Actually looking at it some more, you MUST replace that cord, it's not only illegal (because of the colors), they used the green ground wire as one of the phase conductors, meaning you have no ground connection to the motor. Very unsafe. You need 4 conductor cord, and secondly, running SO cord off of a VFD turns those conductors into a radio broadcast antenna, which your wife and neighbors may not like. Use shielded cable or armored cable and ground the shield / armor.
 
This is really great information. Thank you.

I will be replacing all the wiring in the machine that goes to the motor. I'm brainstorming ideas of how to set this all up. What I'd like to do is house the VFD in an enclosure of some sort like a metal junction box and mount that on the Bandsaw. Have the 110 cord coming into the junction box/VFD with an external 110 switch to power VFD up. Then have the 220 3 phase cord coming from the VFD out of the junction box and into the motor. After that, I can run a signal wire to the machine's original on/off switch from the VFD.

So the ides here is to not have to see or actually touch the VFD. It will stay clean inside its enclosure. When I want to run the saw, I flip the AC 110 switch on the junction box to power the VFD, then the machines original power switch to start it up.
 
Don't start the motor using that switch down stream of the VFD. It's really hard on the transistors of the drive and will eventually fry them. The drive is meant to always ramp the motor from a start command given to the drive, not start it across-the-line. If you want to
Use that switch for convenience, just wire one pole of it as the low voltage run command to the drive. The instructions will be in the drive manual.
 
That was a very scary plug.

Also please not that it was wired up to the plug with three conductor wire. There was no grounding wire
connected at the plug. Good think you're going to trash out the old wiring and do it fresh!
 
Yes, will be redoing all the wiring. From the motor up.

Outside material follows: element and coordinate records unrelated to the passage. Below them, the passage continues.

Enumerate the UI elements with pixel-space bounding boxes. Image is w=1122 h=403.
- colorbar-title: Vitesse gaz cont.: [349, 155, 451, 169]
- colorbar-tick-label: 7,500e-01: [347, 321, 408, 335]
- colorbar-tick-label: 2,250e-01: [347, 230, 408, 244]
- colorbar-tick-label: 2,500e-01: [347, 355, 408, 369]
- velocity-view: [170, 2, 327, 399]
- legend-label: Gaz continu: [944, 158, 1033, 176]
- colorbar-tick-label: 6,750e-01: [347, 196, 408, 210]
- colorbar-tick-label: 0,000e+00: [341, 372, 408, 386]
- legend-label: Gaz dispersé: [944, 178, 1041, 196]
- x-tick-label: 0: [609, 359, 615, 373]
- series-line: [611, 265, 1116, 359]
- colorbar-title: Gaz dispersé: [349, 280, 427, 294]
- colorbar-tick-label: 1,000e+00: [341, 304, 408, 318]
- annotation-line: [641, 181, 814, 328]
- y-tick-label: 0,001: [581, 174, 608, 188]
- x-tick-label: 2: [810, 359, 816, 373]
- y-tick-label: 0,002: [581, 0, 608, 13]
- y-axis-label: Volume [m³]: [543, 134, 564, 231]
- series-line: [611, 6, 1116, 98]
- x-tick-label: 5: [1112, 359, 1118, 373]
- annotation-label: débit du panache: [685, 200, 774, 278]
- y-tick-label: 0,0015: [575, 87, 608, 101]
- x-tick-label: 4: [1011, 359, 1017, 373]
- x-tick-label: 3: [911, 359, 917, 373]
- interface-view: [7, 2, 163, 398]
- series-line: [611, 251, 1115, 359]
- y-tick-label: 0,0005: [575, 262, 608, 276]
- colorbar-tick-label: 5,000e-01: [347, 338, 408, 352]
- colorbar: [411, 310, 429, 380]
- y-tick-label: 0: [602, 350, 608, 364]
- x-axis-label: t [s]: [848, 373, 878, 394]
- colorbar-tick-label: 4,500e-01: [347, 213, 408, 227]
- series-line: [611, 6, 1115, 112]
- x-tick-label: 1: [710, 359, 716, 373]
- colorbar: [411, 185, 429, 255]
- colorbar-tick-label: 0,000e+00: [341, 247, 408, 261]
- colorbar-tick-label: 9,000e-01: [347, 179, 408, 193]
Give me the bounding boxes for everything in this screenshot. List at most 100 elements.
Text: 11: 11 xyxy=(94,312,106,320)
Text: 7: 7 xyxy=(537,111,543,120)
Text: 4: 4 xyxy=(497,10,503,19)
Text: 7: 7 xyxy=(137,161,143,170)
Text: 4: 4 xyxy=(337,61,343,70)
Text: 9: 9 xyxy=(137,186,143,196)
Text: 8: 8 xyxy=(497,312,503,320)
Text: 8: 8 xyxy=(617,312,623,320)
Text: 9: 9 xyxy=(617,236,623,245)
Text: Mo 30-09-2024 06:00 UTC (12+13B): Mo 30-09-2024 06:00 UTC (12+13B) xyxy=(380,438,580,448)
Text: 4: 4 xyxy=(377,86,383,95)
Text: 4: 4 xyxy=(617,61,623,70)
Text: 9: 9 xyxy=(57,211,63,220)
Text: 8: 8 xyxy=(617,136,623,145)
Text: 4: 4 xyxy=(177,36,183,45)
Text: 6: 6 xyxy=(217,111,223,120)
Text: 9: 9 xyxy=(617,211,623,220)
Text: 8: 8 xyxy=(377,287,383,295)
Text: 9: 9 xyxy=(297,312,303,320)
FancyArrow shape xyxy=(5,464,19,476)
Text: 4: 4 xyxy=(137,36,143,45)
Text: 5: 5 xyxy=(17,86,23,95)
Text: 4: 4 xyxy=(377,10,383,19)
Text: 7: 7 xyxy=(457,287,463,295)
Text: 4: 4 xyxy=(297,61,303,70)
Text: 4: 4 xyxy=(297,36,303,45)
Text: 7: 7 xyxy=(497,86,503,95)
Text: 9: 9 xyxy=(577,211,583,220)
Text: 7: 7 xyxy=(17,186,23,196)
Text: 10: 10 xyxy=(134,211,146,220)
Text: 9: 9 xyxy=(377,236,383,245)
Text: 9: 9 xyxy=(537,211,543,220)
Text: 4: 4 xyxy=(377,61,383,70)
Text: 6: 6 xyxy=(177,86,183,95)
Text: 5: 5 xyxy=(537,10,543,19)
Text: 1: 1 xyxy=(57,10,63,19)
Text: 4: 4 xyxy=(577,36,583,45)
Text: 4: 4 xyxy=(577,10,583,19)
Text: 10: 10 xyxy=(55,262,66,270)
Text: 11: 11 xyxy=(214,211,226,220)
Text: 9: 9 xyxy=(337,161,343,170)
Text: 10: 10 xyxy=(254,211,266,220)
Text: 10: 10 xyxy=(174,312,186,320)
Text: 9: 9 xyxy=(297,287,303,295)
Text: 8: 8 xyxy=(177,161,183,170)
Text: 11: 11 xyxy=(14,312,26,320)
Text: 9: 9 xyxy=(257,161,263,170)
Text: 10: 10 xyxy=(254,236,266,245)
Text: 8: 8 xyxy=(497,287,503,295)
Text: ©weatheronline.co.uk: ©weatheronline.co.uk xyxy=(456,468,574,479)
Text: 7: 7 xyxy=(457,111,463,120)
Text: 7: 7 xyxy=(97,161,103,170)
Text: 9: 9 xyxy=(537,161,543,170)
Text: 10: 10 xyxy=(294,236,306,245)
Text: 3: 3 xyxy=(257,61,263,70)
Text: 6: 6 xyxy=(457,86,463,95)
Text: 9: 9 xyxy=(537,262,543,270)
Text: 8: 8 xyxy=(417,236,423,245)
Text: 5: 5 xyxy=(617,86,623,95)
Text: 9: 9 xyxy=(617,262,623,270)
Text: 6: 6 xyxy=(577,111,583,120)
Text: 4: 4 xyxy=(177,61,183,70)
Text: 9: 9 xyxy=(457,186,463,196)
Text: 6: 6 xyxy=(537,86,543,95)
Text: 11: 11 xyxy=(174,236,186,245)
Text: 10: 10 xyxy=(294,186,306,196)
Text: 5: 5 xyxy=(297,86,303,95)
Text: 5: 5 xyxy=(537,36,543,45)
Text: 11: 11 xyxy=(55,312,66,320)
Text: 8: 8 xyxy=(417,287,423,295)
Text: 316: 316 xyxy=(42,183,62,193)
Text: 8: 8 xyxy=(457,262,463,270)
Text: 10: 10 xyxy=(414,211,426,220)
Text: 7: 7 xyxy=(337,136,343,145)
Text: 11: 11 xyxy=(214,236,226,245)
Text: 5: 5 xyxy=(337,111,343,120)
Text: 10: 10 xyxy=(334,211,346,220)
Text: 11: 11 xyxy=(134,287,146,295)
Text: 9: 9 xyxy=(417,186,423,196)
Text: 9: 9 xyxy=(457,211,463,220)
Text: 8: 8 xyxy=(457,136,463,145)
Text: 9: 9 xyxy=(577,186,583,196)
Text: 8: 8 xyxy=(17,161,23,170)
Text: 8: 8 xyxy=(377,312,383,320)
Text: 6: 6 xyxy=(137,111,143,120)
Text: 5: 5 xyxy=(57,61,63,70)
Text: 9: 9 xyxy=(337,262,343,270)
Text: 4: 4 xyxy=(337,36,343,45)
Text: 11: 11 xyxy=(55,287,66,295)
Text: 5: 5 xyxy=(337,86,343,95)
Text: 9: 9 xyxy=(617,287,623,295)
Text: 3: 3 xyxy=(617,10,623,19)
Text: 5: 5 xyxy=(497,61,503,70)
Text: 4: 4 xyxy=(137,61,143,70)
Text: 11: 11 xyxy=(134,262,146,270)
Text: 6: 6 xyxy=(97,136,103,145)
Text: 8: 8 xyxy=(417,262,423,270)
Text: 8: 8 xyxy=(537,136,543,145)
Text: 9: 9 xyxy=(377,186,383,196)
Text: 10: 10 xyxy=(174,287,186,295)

I just gut the VFD Teco L510. The instructions supplied aren't very clear on wiring for the 110 input. It says to hook up the input power to L1(L) and L3(N). does the neutral get hooked up to L3(N)? I'm assuming "(N)" Stands for neutral and "(L)" stands for line in this instance?
 
Got the old Walker Turner running with the VFD. Thanks for the help guys.

Do you have a recommendation for a good bandsaw blade for cutting mild steel plate?